En fumant une clope dehors, j'entends un appelé plus ancien traiter un autre de pédé et continuer à l'insulter. On m'avait prévenu, les contingents d'octobre contiennent plus de jeunes étudiants que les autres, le niveau est un peu plus élevé que les autres promotions où on croise parfois tout et n'importe quoi. Va falloir faire gaffe.
Fini le grand dortoir, je partage maintenant une chambre avec 5 autres appelés dont 3 avec qui j'avais fait mes classes. Fini les douches collectives aussi, ici il y a des cabines individuelles...

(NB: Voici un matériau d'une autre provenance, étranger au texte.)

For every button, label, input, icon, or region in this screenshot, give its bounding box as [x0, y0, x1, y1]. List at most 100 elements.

En fumant une clope dehors, j'entends un appelé plus ancien traiter un autre de pédé et continuer à l'insulter. On m'avait prévenu, les contingents d'octobre contiennent plus de jeunes étudiants que les autres, le niveau est un peu plus élevé que les autres promotions où on croise parfois tout et n'importe quoi. Va falloir faire gaffe.

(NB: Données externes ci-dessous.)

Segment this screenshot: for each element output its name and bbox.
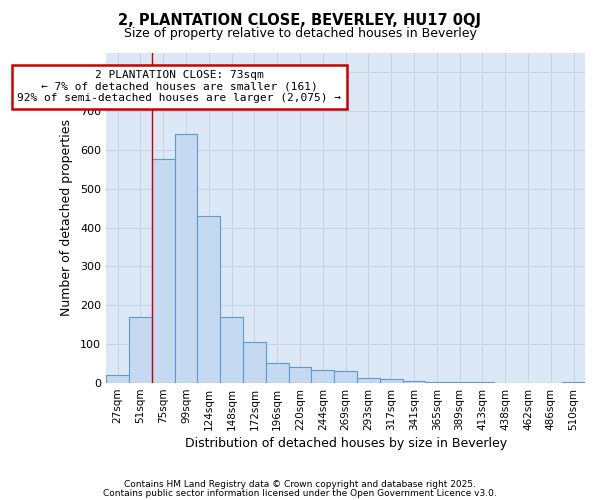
Y-axis label: Number of detached properties: Number of detached properties bbox=[60, 120, 73, 316]
Text: 2, PLANTATION CLOSE, BEVERLEY, HU17 0QJ: 2, PLANTATION CLOSE, BEVERLEY, HU17 0QJ bbox=[119, 12, 482, 28]
Bar bbox=[106, 376, 129, 383]
Bar bbox=[175, 134, 197, 383]
Bar bbox=[380, 379, 403, 383]
Bar bbox=[220, 317, 243, 383]
Text: Contains HM Land Registry data © Crown copyright and database right 2025.: Contains HM Land Registry data © Crown c… bbox=[124, 480, 476, 489]
Text: Size of property relative to detached houses in Beverley: Size of property relative to detached ho… bbox=[124, 28, 476, 40]
Bar bbox=[448, 382, 471, 383]
Text: Contains public sector information licensed under the Open Government Licence v3: Contains public sector information licen… bbox=[103, 490, 497, 498]
X-axis label: Distribution of detached houses by size in Beverley: Distribution of detached houses by size … bbox=[185, 437, 506, 450]
Bar bbox=[152, 160, 175, 383]
Bar bbox=[311, 370, 334, 383]
Bar bbox=[425, 382, 448, 383]
Text: 2 PLANTATION CLOSE: 73sqm
← 7% of detached houses are smaller (161)
92% of semi-: 2 PLANTATION CLOSE: 73sqm ← 7% of detach… bbox=[17, 70, 341, 103]
Bar bbox=[243, 342, 266, 383]
Bar bbox=[357, 378, 380, 383]
Bar bbox=[403, 381, 425, 383]
Bar bbox=[197, 216, 220, 383]
Bar bbox=[129, 317, 152, 383]
Bar bbox=[471, 382, 494, 383]
Bar bbox=[266, 363, 289, 383]
Bar bbox=[289, 366, 311, 383]
Bar bbox=[562, 382, 585, 383]
Bar bbox=[334, 372, 357, 383]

Le lendemain, on me fait un laissez-passer et m'ordonne de me présenter au Major A_ de l'Instruction à l'Ouvrage. Trois postes de contrôle et des enfilades de galeries pour arriver jusqu'à lui. Dans son bureau, je me mets au garde à vous et le salue comme on m'a appris. Le vieux Major se marre : "Laisse tomber tout ça. Un 'bonjour Major' et une poignée de main suffiront maintenant. Tu as déjà réussi à ne pas te perdre dans les galeries. Bien. Il y a un appelé qu'on cherche toujours depuis dix ans, si tu tombes dessus... Pas de conneries ici, on rigole pas sinon c'est le trou. Je suis à un an de la retraite alors va pas falloir me chier dans les bottes. Caporal V_ ! Va lui faire visiter la Salle de Contrôle, celle de briefing, et le labo de langue. En revenant, vous passerez par notre cafet'. Tu sais faire le café ? Avec un peu de chance il sera meilleur que celui de V_". Il y a des gens avec lesquels tu te dis tout de suite que tu vas bien t'entendre. Le Major en faisait partie, son air faussement bourru et ses épaisses moustaches grisonnantes n'arrivaient pas à cacher son sourire sympathique...

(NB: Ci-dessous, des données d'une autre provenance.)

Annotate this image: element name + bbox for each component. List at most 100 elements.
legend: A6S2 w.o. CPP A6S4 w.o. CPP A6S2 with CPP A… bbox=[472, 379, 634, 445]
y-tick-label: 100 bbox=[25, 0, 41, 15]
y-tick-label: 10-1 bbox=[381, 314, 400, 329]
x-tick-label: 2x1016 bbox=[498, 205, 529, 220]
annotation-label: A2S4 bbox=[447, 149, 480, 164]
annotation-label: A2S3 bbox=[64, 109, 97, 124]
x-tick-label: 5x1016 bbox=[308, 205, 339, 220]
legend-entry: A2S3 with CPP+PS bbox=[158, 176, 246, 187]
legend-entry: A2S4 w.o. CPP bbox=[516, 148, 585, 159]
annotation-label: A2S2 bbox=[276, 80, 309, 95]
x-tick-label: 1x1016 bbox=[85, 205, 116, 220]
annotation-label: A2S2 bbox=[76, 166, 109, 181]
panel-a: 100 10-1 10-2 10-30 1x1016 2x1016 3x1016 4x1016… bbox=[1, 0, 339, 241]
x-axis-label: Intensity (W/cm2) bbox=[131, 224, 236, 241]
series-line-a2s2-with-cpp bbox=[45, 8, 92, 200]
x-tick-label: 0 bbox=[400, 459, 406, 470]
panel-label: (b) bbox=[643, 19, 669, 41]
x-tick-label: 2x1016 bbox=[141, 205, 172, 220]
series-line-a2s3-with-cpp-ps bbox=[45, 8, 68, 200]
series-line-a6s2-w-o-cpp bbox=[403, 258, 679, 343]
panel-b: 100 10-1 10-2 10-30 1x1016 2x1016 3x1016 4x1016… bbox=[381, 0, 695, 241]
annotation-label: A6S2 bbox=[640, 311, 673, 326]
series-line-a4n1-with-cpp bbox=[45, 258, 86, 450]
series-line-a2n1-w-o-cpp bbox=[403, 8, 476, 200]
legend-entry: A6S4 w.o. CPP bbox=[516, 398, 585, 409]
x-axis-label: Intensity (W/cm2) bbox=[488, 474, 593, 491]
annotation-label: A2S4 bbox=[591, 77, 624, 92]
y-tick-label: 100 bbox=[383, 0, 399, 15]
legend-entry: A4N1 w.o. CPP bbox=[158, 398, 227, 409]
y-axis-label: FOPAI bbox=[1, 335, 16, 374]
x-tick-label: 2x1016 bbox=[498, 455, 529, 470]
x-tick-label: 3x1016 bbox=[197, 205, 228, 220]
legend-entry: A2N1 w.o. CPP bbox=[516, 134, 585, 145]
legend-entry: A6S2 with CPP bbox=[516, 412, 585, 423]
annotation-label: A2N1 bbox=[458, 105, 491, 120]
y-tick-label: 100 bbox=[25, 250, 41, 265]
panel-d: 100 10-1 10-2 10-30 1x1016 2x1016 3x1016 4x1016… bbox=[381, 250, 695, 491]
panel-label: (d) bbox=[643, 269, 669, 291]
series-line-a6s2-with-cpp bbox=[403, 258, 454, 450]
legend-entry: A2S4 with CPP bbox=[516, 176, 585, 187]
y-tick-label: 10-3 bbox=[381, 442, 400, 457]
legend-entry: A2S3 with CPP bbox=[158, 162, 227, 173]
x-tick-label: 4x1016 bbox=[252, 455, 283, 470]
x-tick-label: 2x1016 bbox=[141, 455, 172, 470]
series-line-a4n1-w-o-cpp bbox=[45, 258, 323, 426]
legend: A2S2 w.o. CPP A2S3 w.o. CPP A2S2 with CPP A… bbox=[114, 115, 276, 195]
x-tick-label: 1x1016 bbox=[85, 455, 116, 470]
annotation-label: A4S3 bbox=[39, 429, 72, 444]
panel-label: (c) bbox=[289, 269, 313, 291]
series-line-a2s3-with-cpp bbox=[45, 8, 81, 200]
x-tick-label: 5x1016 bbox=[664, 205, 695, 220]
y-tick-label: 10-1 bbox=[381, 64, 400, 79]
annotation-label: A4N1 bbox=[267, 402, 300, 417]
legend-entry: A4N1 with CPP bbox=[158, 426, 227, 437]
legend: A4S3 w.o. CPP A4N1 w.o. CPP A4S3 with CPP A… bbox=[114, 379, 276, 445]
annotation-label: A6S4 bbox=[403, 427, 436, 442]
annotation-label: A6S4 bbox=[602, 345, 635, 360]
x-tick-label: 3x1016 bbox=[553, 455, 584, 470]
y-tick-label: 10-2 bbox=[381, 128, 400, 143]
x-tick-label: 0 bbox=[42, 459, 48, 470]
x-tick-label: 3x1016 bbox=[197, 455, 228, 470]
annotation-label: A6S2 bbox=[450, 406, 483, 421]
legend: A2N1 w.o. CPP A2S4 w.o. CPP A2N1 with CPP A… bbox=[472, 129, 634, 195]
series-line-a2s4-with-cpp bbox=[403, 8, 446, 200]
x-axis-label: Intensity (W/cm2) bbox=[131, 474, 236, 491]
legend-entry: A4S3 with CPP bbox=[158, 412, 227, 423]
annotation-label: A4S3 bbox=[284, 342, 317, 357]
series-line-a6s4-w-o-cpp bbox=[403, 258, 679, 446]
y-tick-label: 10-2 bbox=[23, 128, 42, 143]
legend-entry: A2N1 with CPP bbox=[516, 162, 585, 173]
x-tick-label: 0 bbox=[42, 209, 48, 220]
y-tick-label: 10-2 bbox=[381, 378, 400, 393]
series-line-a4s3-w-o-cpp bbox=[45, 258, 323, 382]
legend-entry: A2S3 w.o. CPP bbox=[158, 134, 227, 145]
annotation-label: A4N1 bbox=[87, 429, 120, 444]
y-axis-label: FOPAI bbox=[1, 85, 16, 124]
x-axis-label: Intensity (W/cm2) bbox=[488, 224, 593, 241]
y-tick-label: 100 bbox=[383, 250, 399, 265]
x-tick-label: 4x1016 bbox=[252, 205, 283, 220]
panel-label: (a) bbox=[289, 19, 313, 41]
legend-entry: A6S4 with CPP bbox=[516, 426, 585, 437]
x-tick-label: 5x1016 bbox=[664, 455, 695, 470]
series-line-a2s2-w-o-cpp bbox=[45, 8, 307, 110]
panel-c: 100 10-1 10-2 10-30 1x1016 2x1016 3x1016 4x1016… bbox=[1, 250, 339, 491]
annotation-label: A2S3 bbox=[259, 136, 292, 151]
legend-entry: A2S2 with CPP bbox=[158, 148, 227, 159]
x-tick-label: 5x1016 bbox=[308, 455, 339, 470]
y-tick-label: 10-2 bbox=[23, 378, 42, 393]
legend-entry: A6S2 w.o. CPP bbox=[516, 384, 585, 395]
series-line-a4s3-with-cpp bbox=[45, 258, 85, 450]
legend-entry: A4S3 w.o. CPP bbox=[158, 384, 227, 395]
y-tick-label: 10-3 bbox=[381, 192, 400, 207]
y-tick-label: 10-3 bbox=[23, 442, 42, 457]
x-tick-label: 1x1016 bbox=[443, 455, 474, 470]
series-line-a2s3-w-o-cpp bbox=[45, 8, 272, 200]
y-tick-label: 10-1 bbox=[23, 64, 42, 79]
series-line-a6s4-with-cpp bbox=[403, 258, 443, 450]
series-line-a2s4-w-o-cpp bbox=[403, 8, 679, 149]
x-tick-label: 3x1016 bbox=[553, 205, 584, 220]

La Salle de Contrôle-Radar et son dôme est d'une taille impressionnante. Dans l'obscurité, avec pour seules lumières des petites veilleuses et les éclairages verts des écrans, j'ai le sentiment d'être dans un James Bond. Ça fourmille dans tous les sens dans un silence quasi monacal. J'y retrouve le Lieutenant J_ qui ne tarde pas à me présenter... sa femme, également Lieutenant au Contrôle... Je confesse une légère déception...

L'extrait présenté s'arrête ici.